Rechtsanwältin Heinrich: Hier gibt es viele Protagonisten. Auf der einen Seite natürlich die Schlepper, die die Not der Menschen ausnutzen und versuchen, damit Geld zu verdienen und die Geflüchteten vielfach auf seeuntaugliche Schiffe setzen und damit in Lebensgefahr bringen. Auf der anderen die europäischen Küstenstaaten, die, unterstützt durch die europäische Grenzschutzagentur Frontex, ihre Grenzen schützen wollen, zugleich aber an menschenrechtliche Verträge gebunden und zur Seenotrettung verpflichtet sind.
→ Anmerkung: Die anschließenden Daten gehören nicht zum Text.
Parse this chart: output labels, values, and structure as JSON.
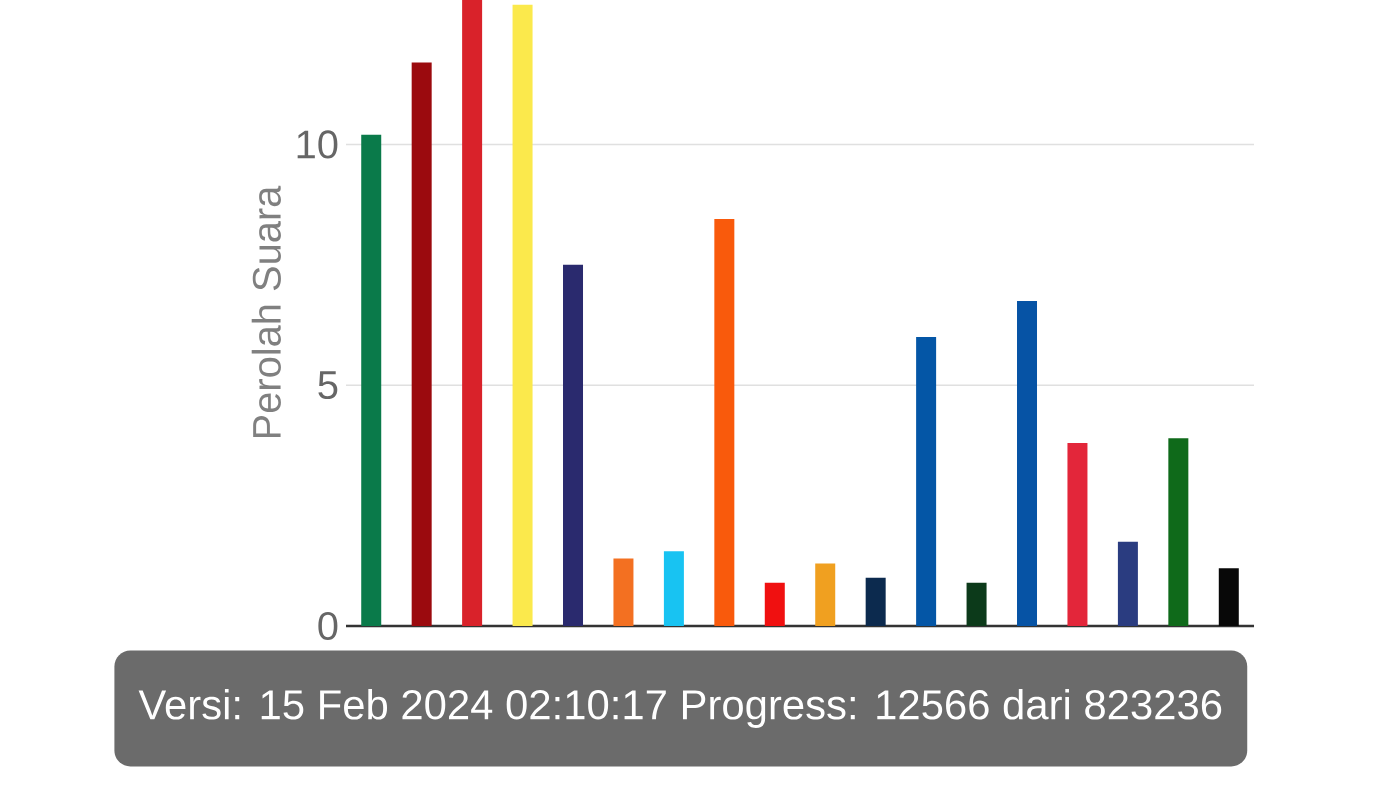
{
  "chart_data": {
    "type": "bar",
    "ylabel": "Perolah Suara",
    "categories": [
      null,
      null,
      null,
      null,
      null,
      null,
      null,
      null,
      null,
      null,
      null,
      null,
      null,
      null,
      null,
      null,
      null,
      null
    ],
    "values": [
      10.2,
      11.7,
      13,
      12.9,
      7.5,
      1.4,
      1.55,
      8.45,
      0.9,
      1.3,
      1.0,
      6.0,
      0.9,
      6.75,
      3.8,
      1.75,
      3.9,
      1.2
    ],
    "colors": [
      "#0a7a4a",
      "#9b0a0e",
      "#d9222a",
      "#fbe94c",
      "#2a2a6e",
      "#f37021",
      "#18c3f2",
      "#f95a0c",
      "#f01010",
      "#f0a020",
      "#0c2a4e",
      "#0456a6",
      "#0c3a1a",
      "#0653a5",
      "#e3263a",
      "#2a3c80",
      "#0f6a1a",
      "#080808"
    ],
    "ylim": [
      0,
      13
    ],
    "yticks": [
      0,
      5,
      10
    ],
    "grid": "y",
    "annotations": [
      "Versi: 15 Feb 2024 02:10:17 Progress: 12566 dari 823236"
    ]
  }
}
Eine nicht unwesentliche Rolle spielt zudem die libysche Küstenwache, die sowohl in ihren eigenen Gewässern als auch auf hoher See entdeckte Geflüchtete zurück an die nordafrikanische Küste zwingt. Sie gehen häufig äußerst brutal vor. Flüchtlingsboote sind durch sie wiederholt gekentert.

"Seenotrettung ist in verschiedenen internationalen Abkommen geregelt"

123recht.de: Welchen Regeln unterliegt die Seenotrettung?

Rechtsanwältin Heinrich: Die Pflicht zur Rettung in Seenot befindlicher Schiffe ist als ungeschriebenes Völkergewohnheitsrecht seit langem anerkannt. Heute ist die Seenotrettung in verschiedenen internationalen Abkommen geregelt. Dazu gehört das Seerechtsübereinkommen der Vereinten Nationen, das Internationale Übereinkommen von 1979 zur Seenotrettung sowie die SOLAS-Abkommen.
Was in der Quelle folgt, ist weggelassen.